Depression seems to be winning. Over time my meds have changed, best i can hope for is not crying. Never a big difference and now i feel nothing, is hard to find a reason to get up. Going to doc, does anyone have input? Maybe an add on drug to boost. Thanks for listening
Changing depression medication - Mental Health Sup...
Changing depression medication
If you feel the drug is not working have words with your GP. If it helps write down what the problems are so you do not forget any urgent points.
You do not mention how long you have been on the medication.

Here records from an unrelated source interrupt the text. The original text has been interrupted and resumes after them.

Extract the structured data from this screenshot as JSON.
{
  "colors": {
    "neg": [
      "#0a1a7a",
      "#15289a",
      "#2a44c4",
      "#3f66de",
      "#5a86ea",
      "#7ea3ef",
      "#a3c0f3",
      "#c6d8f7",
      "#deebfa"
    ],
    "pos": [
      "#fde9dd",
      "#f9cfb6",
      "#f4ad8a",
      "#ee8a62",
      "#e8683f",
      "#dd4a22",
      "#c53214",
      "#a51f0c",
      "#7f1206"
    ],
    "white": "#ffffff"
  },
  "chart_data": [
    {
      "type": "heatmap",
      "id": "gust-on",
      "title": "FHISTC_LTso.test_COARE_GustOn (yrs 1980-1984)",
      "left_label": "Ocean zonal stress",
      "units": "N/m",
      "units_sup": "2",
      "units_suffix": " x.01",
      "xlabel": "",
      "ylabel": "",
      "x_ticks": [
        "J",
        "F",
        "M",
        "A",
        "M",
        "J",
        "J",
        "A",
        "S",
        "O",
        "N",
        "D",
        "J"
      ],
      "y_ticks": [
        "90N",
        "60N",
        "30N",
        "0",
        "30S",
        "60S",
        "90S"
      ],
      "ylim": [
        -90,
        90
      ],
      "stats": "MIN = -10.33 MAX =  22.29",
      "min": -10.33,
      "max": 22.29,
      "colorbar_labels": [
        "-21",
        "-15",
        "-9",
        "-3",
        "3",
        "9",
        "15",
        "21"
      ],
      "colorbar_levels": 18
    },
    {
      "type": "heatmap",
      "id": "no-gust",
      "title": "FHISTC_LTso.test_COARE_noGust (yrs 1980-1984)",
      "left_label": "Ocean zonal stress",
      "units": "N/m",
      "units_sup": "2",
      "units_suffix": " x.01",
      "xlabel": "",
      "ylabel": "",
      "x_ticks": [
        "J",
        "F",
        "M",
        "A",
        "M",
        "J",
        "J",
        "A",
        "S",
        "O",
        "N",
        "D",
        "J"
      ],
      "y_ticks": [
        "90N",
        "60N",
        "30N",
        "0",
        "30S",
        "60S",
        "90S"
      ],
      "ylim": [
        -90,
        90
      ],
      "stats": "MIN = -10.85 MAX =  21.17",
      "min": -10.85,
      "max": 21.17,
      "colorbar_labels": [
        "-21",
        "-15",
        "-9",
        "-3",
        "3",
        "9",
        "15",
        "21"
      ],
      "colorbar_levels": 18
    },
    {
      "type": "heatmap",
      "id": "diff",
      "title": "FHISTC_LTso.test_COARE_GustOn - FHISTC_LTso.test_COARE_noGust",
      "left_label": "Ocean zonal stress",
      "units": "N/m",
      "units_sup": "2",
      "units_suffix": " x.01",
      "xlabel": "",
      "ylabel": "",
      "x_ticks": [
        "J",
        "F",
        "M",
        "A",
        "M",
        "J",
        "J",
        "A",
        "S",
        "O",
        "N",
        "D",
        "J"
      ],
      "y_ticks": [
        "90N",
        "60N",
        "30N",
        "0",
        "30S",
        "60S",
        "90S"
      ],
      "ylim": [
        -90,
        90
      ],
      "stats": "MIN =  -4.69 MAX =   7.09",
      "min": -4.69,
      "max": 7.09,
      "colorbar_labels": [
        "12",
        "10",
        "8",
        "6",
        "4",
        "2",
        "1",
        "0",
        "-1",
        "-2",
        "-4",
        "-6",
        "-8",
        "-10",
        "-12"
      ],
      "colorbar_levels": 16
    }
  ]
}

Also if there has been any changes in your condition
BOB
I take Celexa for anxiety and depression. It seems to be working for me. I'm at the highest dose and am afraid to ask for a new one. I've been on this for about 20yrs. Started out low dose and now at the top. I went thru several meds all with horrible side effects. Only to find out there are 2 serotonin types. S1 and S2. I can't take S1 category. Also I have a rescue ESA. She is my reason to get up, walk her which forces me to get outside and very comforting. As much as sometimes I don't want to especially in the cold and snow but she makes me! It's just what I needed. I hope you can find a way to break free from the horrible effects of depression.
Dear Wildcat, I'm sorry to hear about your suffering. Depression is such a hard enemy to defeat but there's always hope. I've been on medication for a while now and there are good and bad days. Please be kind to yourself, it's not your fault that you are suffering. The universe has a greater plan for you. Please enjoy life as it comes, day by day. Depression makes us forget the happy things in life like sunshine, the sounds of birds, animals affection towards us... I have been watching comedy films when I feel really sad and it has been helping me cope with difficult times. I'm also practising spirituality including attending church on christmas, setting up the christmas tree and praying. Please know that there is always something to be happy about. You're not alone.